In regard to my Mary, back again to this:
Given the manner in which I and others construe the "for all practical purposes" existential reality of determinism, what unfolded back then at Essex Community College exactly overlaps with what is unfolding in this exchange today. Everything that did unfold then and is unfolding now unfolds in the only possible manner in which if ever could have unfolded. Why? Because human brains are still no less wholly embedded in the laws of matter. At least until a God, the God reveals how He created autonomous souls or until the No God scientists pin down how lifeless matter did become living matter did become conscious matter did become self-conscious matter.
And this...
In regard to abortion, given free will, my frame of mind revolves around the OPs of these two threads:

https://www.ilovephilosophy.com/viewtop ... 1&t=175121
https://www.ilovephilosophy.com/viewtop ... 1&t=194382

Both sides are fully capable of offering up "concrete changes" in order to [legally, politically] "resolve" the abortion conflagration. They simply start with different assumptions about the "natural rights" of the unborn and the "political rights" of the pregnant woman.

Then what? The "right makes might" agenda of the moral objectivists...or the "moderation, negotiation and compromise" agenda of the moral nihilists?
Here you are not answering the question. I have read those passages before. I understand what determinism entails. You have said that nothing could be more important that finding out whethere there is determinism or free will.

Describing free will or determinism is not answering the question.

Why is knowing which is true important?
iambiguous wrote:As though you are saying, "okay, we do have free will and you are not fractured and fragmented regarding conflicting goods such as this. What then?"

But I don't know if I have free will and, if I do, I'm still no less fractured and fragmented. What then?
Iwannaplato wrote: Tue Feb 14, 2023 9:26 pmI don't know if your being fractured and fragmented has to do with this issue or moral issues or something else or a mixture. That's all beside the point. You've said that nothing could be more important than knowing this. How do you know that or what makes you think it is important to know? What practical difference would knowing which is the case make? What future difference would it make?
Yes, if it actually is possible to know beyond all doubt if free will does exist for us, what could be more important? Then the part where it comes from...God or No God?
But no where am I claiming that I know anything definitive about any of this. That's your me again.
I have not said you know. I get that you don't know.

I am asking you why it's important. Show me in the mary situation why KNOWING would be important.

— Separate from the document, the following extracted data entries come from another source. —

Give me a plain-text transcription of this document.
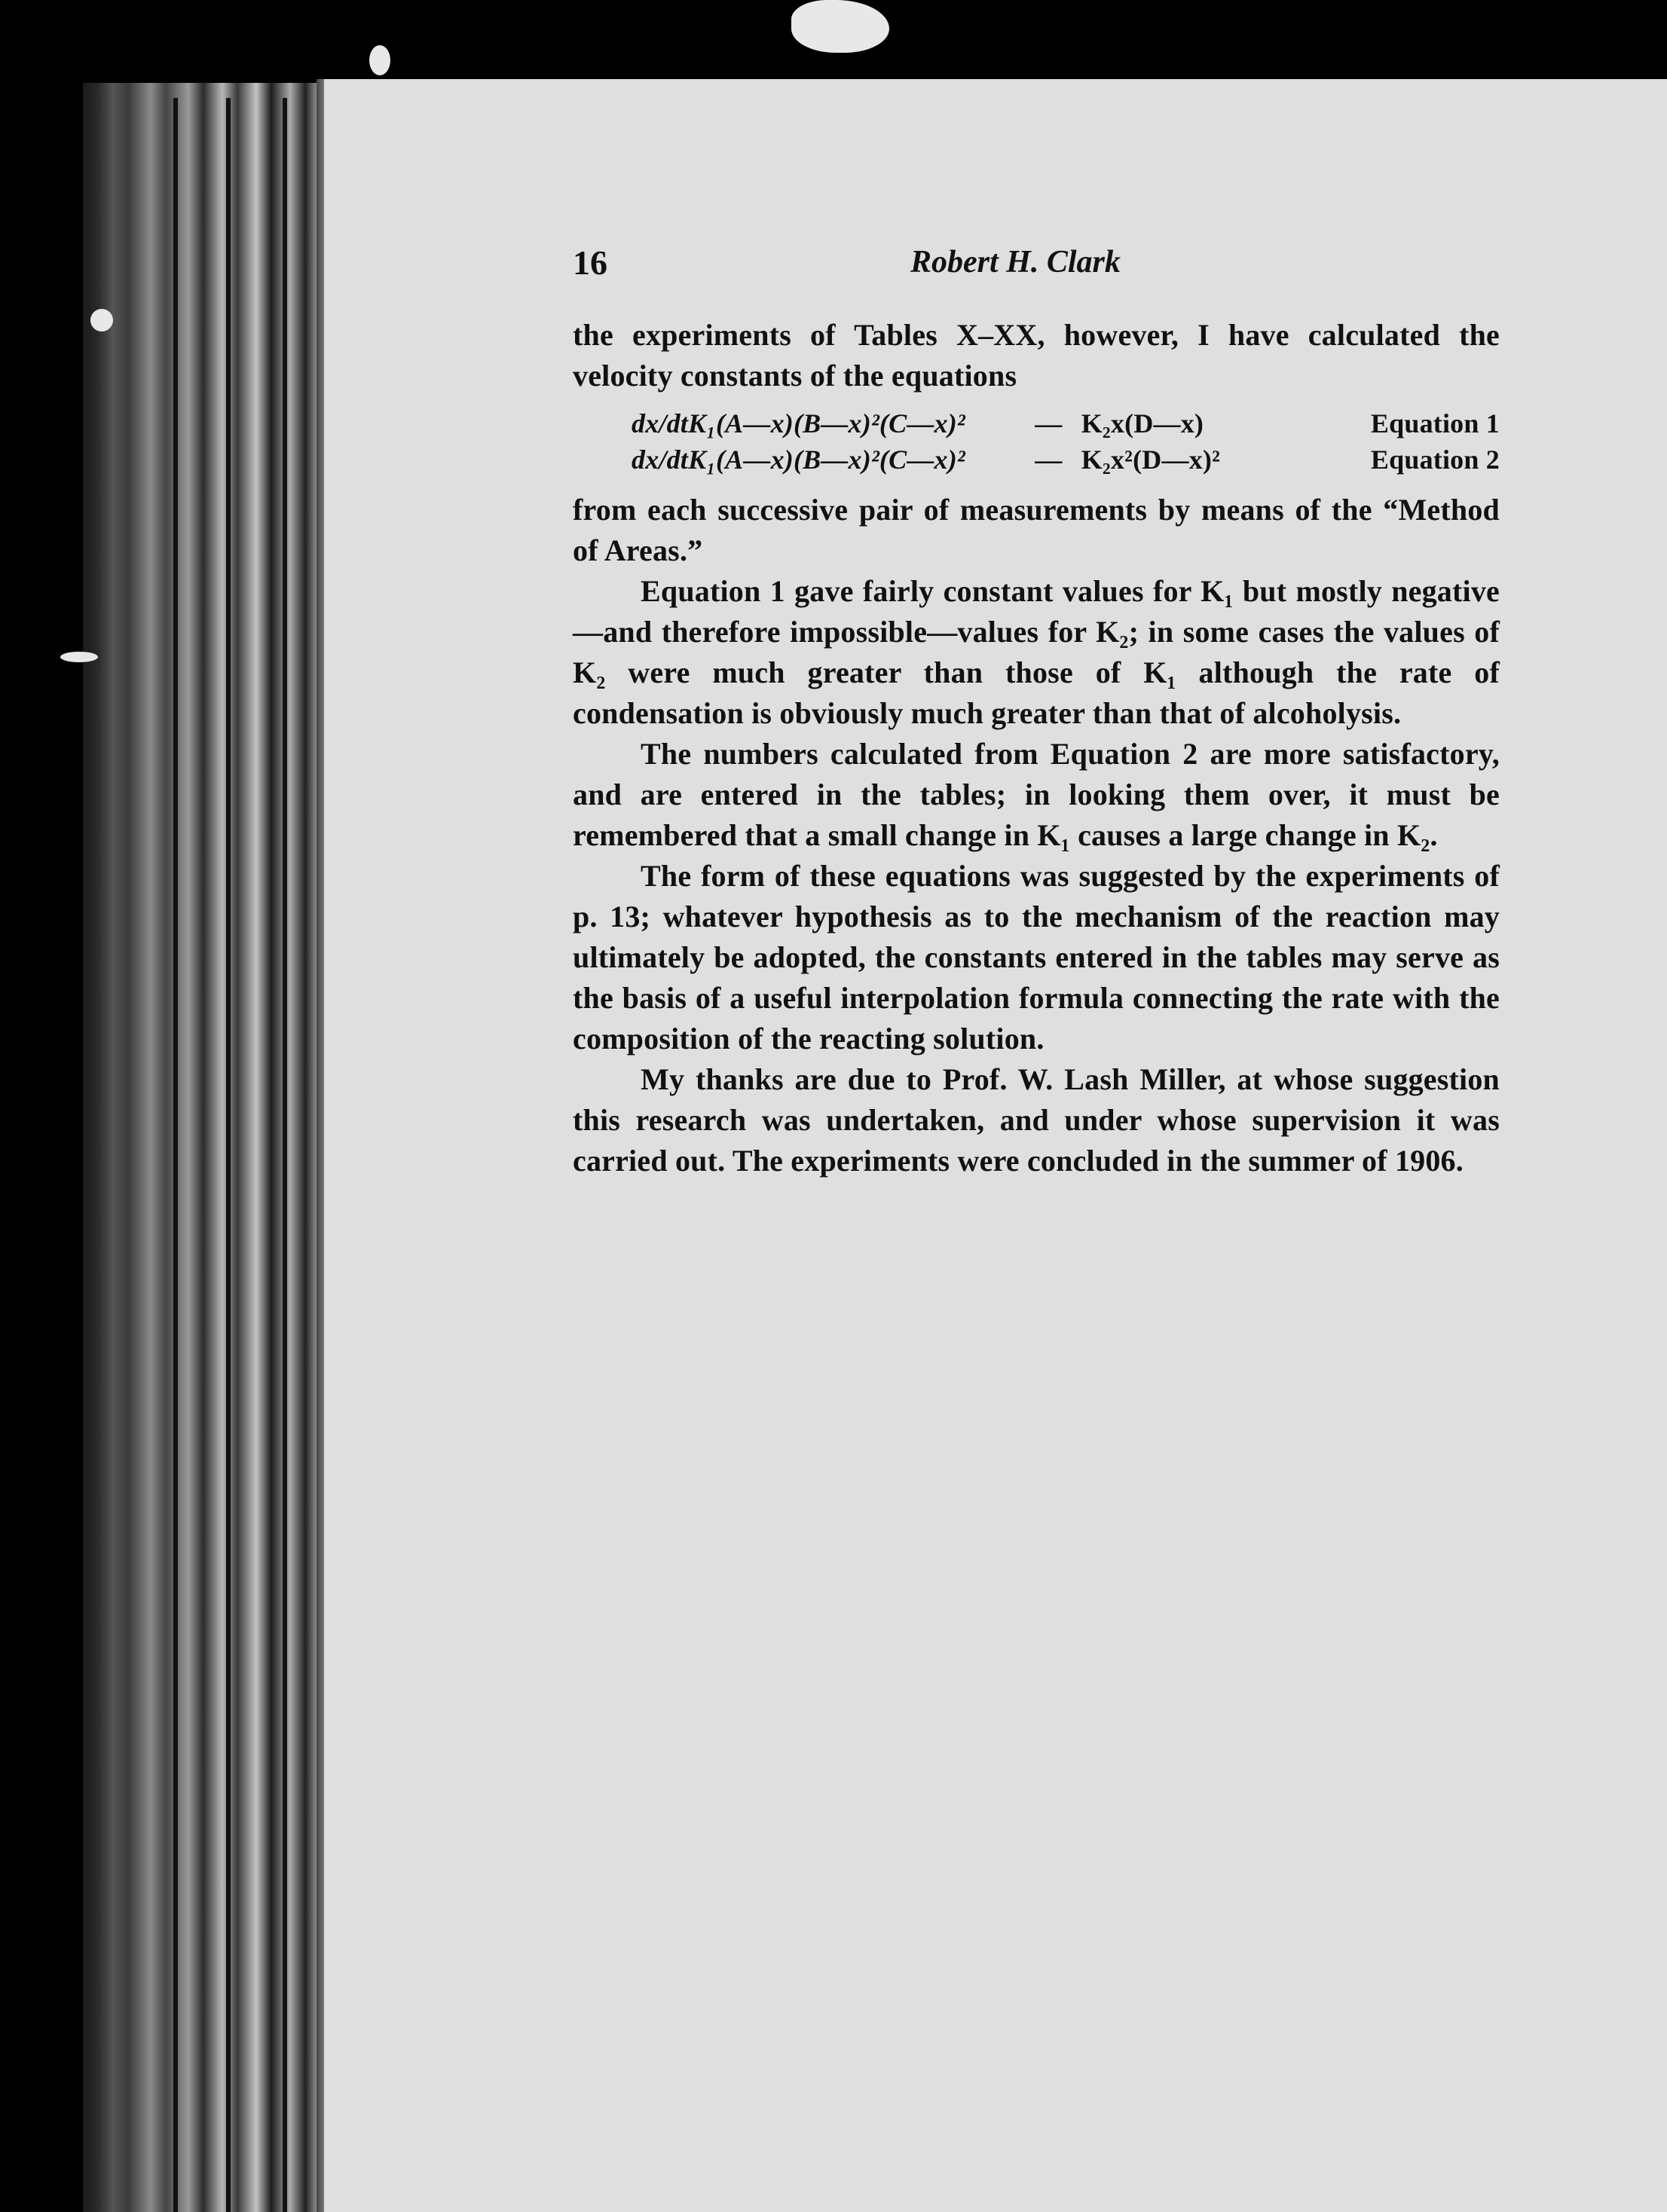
16	Robert H. Clark

the experiments of Tables X–XX, however, I have calculated the velocity constants of the equations

dx/dtK₁(A—x)(B—x)²(C—x)²	— K₂x(D—x)	Equation 1
dx/dtK₁(A—x)(B—x)²(C—x)²	— K₂x²(D—x)²	Equation 2

from each successive pair of measurements by means of the “Method of Areas.”

Equation 1 gave fairly constant values for K₁ but mostly negative—and therefore impossible—values for K₂; in some cases the values of K₂ were much greater than those of K₁ although the rate of condensation is obviously much greater than that of alcoholysis.

The numbers calculated from Equation 2 are more satisfactory, and are entered in the tables; in looking them over, it must be remembered that a small change in K₁ causes a large change in K₂.

The form of these equations was suggested by the experiments of p. 13; whatever hypothesis as to the mechanism of the reaction may ultimately be adopted, the constants entered in the tables may serve as the basis of a useful interpolation formula connecting the rate with the composition of the reacting solution.

My thanks are due to Prof. W. Lash Miller, at whose suggestion this research was undertaken, and under whose supervision it was carried out. The experiments were concluded in the summer of 1906.
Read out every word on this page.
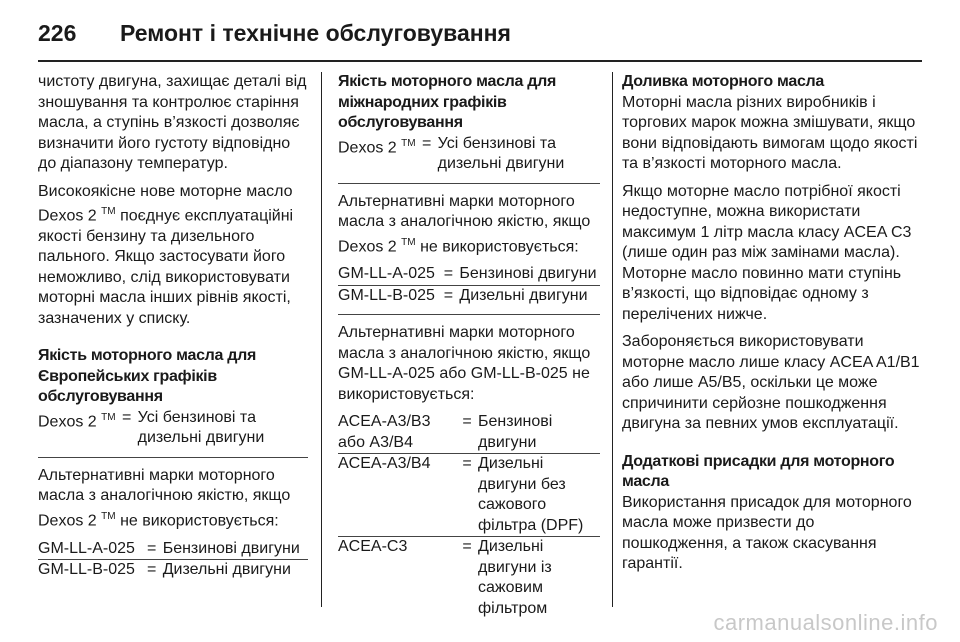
226	Ремонт і технічне обслуговування

чистоту двигуна, захищає деталі від зношування та контролює старіння масла, а ступінь в’язкості дозволяє визначити його густоту відповідно до діапазону температур.

Високоякісне нове моторне масло Dexos 2 ™ поєднує експлуатаційні якості бензину та дизельного пального. Якщо застосувати його неможливо, слід використовувати моторні масла інших рівнів якості, зазначених у списку.

Якість моторного масла для Європейських графіків обслуговування
Dexos 2 ™	=	Усі бензинові та дизельні двигуни

Альтернативні марки моторного масла з аналогічною якістю, якщо Dexos 2 ™ не використовується:

GM-LL-A-025	=	Бензинові двигуни
GM-LL-B-025	=	Дизельні двигуни
Якість моторного масла для міжнародних графіків обслуговування
Dexos 2 ™	=	Усі бензинові та дизельні двигуни

Альтернативні марки моторного масла з аналогічною якістю, якщо Dexos 2 ™ не використовується:

GM-LL-A-025	=	Бензинові двигуни
GM-LL-B-025	=	Дизельні двигуни

Альтернативні марки моторного масла з аналогічною якістю, якщо GM-LL-A-025 або GM-LL-B-025 не використовується:

ACEA-A3/B3 або A3/B4	=	Бензинові двигуни
ACEA-A3/B4	=	Дизельні двигуни без сажового фільтра (DPF)
ACEA-C3	=	Дизельні двигуни із сажовим фільтром
Доливка моторного масла

Моторні масла різних виробників і торгових марок можна змішувати, якщо вони відповідають вимогам щодо якості та в’язкості моторного масла.

Якщо моторне масло потрібної якості недоступне, можна використати максимум 1 літр масла класу ACEA C3 (лише один раз між замінами масла). Моторне масло повинно мати ступінь в’язкості, що відповідає одному з перелічених нижче.

Забороняється використовувати моторне масло лише класу ACEA A1/B1 або лише A5/B5, оскільки це може спричинити серйозне пошкодження двигуна за певних умов експлуатації.

Додаткові присадки для моторного масла

Використання присадок для моторного масла може призвести до пошкодження, а також скасування гарантії.

carmanualsonline.info
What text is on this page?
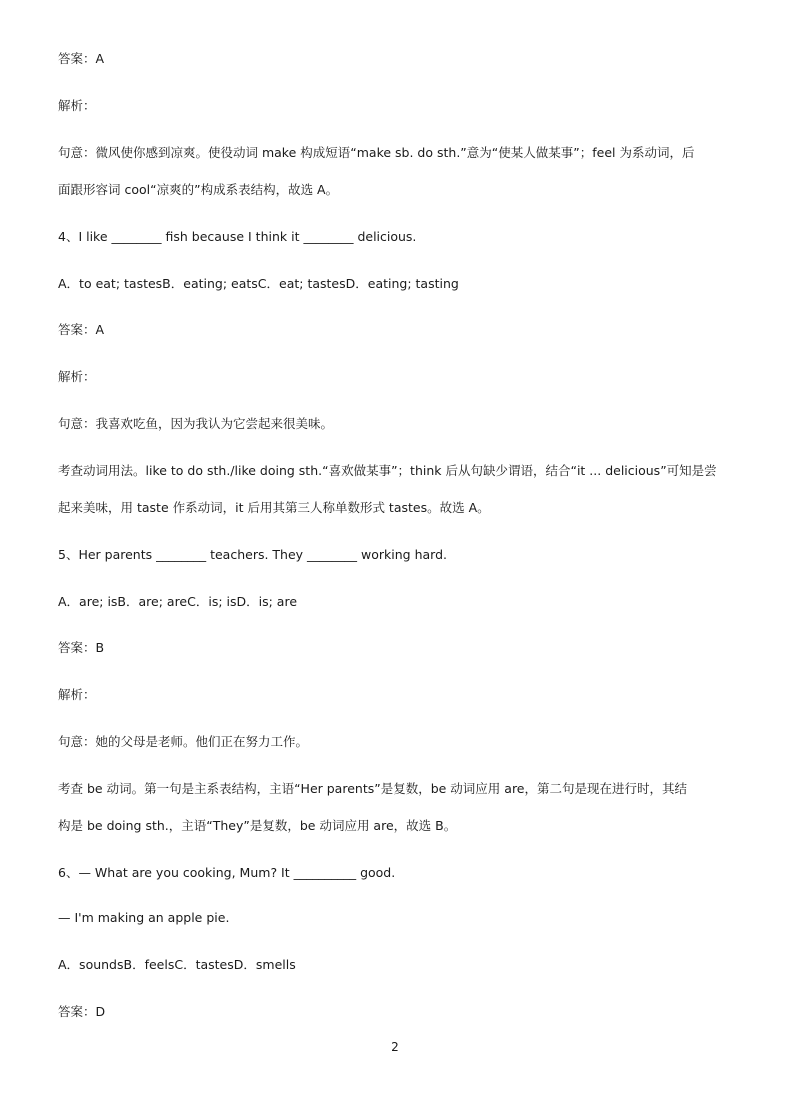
答案：A
解析：
句意：微风使你感到凉爽。使役动词 make 构成短语“make sb. do sth.”意为“使某人做某事”；feel 为系动词，后
面跟形容词 cool“凉爽的”构成系表结构，故选 A。
4、I like ________ fish because I think it ________ delicious.
A．to eat; tastesB．eating; eatsC．eat; tastesD．eating; tasting
答案：A
解析：
句意：我喜欢吃鱼，因为我认为它尝起来很美味。
考查动词用法。like to do sth./like doing sth.“喜欢做某事”；think 后从句缺少谓语，结合“it ... delicious”可知是尝
起来美味，用 taste 作系动词，it 后用其第三人称单数形式 tastes。故选 A。
5、Her parents ________ teachers. They ________ working hard.
A．are; isB．are; areC．is; isD．is; are
答案：B
解析：
句意：她的父母是老师。他们正在努力工作。
考查 be 动词。第一句是主系表结构，主语“Her parents”是复数，be 动词应用 are，第二句是现在进行时，其结
构是 be doing sth.，主语“They”是复数，be 动词应用 are，故选 B。
6、— What are you cooking, Mum? It __________ good.
— I'm making an apple pie.
A．soundsB．feelsC．tastesD．smells
答案：D
2
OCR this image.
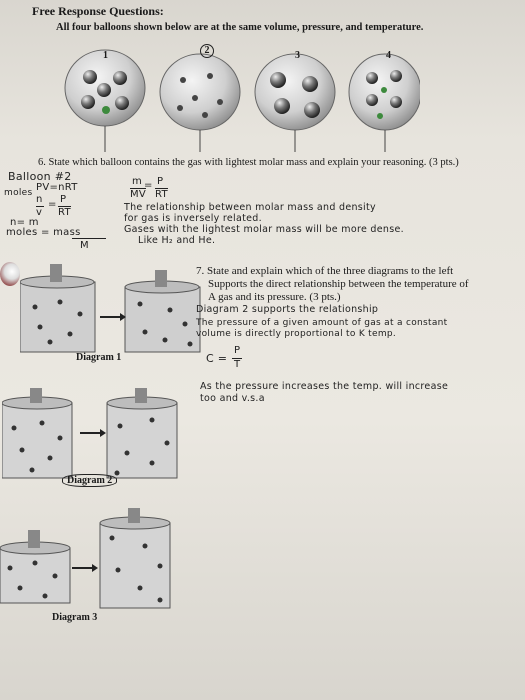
Free Response Questions:
All four balloons shown below are at the same volume, pressure, and temperature.
1	2	3	4
6. State which balloon contains the gas with lightest molar mass and explain your reasoning. (3 pts.)
Balloon #2
PV=nRT
moles
n
v
= P
RT
n= m
moles = mass
M
m = P
MV RT
The relationship between molar mass and density
for gas is inversely related.
Gases with the lightest molar mass will be more dense.
Like H₂ and He.
Diagram 1
Diagram 2
Diagram 3
7. State and explain which of the three diagrams to the left
Supports the direct relationship between the temperature of
A gas and its pressure. (3 pts.)
Diagram 2 supports the relationship
The pressure of a given amount of gas at a constant
volume is directly proportional to K temp.
C =
P
T
As the pressure increases the temp. will increase
too and v.s.a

YOu said nothing could be more important than knowing.

How so?

I get that you don't know. But it is important for you to know why.

So, why?

Re: compatibilism

Posted: Thu Feb 16, 2023 6:18 am
by Iwannaplato
iambiguous wrote: Wed Feb 15, 2023 8:26 pm Well, the best I can explain it [even to myself], is it revolves around the paradox of me believing in determinism and yet still sustaining exchanges with others here as though I do have free will.
OK, thanks for the answer. I am not sure I fully understand click. But let me see if a question or two more makes it clearer.
It's like me saying, "okay, I don't know whether my brain compels me to type these words and then post them but -- click -- I'll assume that I do have free will and 'somehow' opted to."
Who is the you your brain is compelling? Why does your model have this as two entities?